UPV-28-UNITO at SemEval-2019 Task 7: Exploiting Post’s Nesting and Syntax Information for Rumor Stance Classification
Bilal Ghanem | Alessandra Teresa Cignarella | Cristina Bosco | Paolo Rosso | Francisco Manuel Rangel Pardo
Proceedings of the 13th International Workshop on Semantic Evaluation

In the present paper we describe the UPV-28-UNITO system’s submission to the RumorEval 2019 shared task. The approach we applied for addressing both the subtasks of the contest exploits both classical machine learning algorithms and word embeddings, and it is based on diverse groups of features: stylistic, lexical, emotional, sentiment, meta-structural and Twitter-based. A novel set of features that take advantage of the syntactic information in texts is moreover introduced in the paper.


Stance Detection in Fake News A Combined Feature Representation
Bilal Ghanem | Paolo Rosso | Francisco Rangel
Proceedings of the First Workshop on Fact Extraction and VERification (FEVER)

With the uncontrolled increasing of fake news and rumors over the Web, different approaches have been proposed to address the problem. In this paper, we present an approach that combines lexical, word embeddings and n-gram features to detect the stance in fake news. Our approach has been tested on the Fake News Challenge (FNC-1) dataset. Given a news title-article pair, the FNC-1 task aims at determining the relevance of the article and the title. Our proposed approach has achieved an accurate result (59.6 % Macro F1) that is close to the state-of-the-art result with 0.013 difference using a simple feature representation. Furthermore, we have investigated the importance of different lexicons in the detection of the classification labels.

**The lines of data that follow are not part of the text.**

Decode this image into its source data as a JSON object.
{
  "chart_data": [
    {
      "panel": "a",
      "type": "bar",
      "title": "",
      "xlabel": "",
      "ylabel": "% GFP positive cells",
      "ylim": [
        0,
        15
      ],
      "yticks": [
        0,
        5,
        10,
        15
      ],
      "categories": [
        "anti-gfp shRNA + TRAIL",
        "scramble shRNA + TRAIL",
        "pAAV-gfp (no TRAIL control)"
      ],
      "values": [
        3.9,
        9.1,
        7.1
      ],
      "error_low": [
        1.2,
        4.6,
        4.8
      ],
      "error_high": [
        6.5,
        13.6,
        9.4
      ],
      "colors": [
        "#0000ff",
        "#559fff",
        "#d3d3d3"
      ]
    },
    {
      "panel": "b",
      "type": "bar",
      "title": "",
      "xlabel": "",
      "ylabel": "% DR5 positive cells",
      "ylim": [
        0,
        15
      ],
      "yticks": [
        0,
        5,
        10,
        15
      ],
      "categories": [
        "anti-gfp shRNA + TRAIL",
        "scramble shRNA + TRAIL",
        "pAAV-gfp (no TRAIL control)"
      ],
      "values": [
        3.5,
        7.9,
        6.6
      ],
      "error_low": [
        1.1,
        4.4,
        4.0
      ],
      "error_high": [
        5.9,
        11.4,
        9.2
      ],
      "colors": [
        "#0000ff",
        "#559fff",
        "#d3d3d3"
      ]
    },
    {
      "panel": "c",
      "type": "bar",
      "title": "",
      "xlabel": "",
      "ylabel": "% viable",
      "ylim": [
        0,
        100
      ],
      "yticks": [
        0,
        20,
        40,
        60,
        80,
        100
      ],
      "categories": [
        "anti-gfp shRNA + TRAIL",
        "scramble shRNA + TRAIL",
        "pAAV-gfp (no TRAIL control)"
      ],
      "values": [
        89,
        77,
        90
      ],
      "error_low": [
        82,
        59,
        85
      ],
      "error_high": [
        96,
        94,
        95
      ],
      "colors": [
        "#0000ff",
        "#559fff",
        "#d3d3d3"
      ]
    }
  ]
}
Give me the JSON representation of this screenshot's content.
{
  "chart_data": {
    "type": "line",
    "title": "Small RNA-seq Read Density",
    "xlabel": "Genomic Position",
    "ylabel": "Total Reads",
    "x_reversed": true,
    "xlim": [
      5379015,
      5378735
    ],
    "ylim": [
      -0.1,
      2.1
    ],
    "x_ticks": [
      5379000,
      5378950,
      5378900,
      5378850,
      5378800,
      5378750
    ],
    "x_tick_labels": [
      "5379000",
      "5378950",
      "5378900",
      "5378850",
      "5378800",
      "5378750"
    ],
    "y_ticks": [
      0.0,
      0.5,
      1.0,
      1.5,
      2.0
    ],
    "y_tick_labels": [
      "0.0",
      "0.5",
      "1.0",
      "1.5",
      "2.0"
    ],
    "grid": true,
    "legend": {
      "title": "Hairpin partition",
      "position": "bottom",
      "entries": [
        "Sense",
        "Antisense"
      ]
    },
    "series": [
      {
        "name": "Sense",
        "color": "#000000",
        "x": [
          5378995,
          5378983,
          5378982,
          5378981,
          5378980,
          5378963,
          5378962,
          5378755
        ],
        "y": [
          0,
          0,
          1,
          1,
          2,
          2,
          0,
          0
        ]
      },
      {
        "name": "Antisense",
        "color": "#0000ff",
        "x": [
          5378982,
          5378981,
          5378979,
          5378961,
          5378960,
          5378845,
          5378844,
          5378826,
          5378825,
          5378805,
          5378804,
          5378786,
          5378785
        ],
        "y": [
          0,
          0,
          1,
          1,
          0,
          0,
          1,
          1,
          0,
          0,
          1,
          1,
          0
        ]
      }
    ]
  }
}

LDR at SemEval-2018 Task 3: A Low Dimensional Text Representation for Irony Detection
Bilal Ghanem | Francisco Rangel | Paolo Rosso
Proceedings of the 12th International Workshop on Semantic Evaluation

In this paper we describe our participation in the SemEval-2018 task 3 Shared Task on Irony Detection. We have approached the task with our low dimensionality representation method (LDR), which exploits low dimensional features extracted from text on the basis of the occurrence probability of the words depending on each class. Our intuition is that words in ironic texts have different probability of occurrence than in non-ironic ones. Our approach obtained acceptable results in both subtasks A and B. We have performed an error analysis that shows the difference on correct and incorrect classified tweets.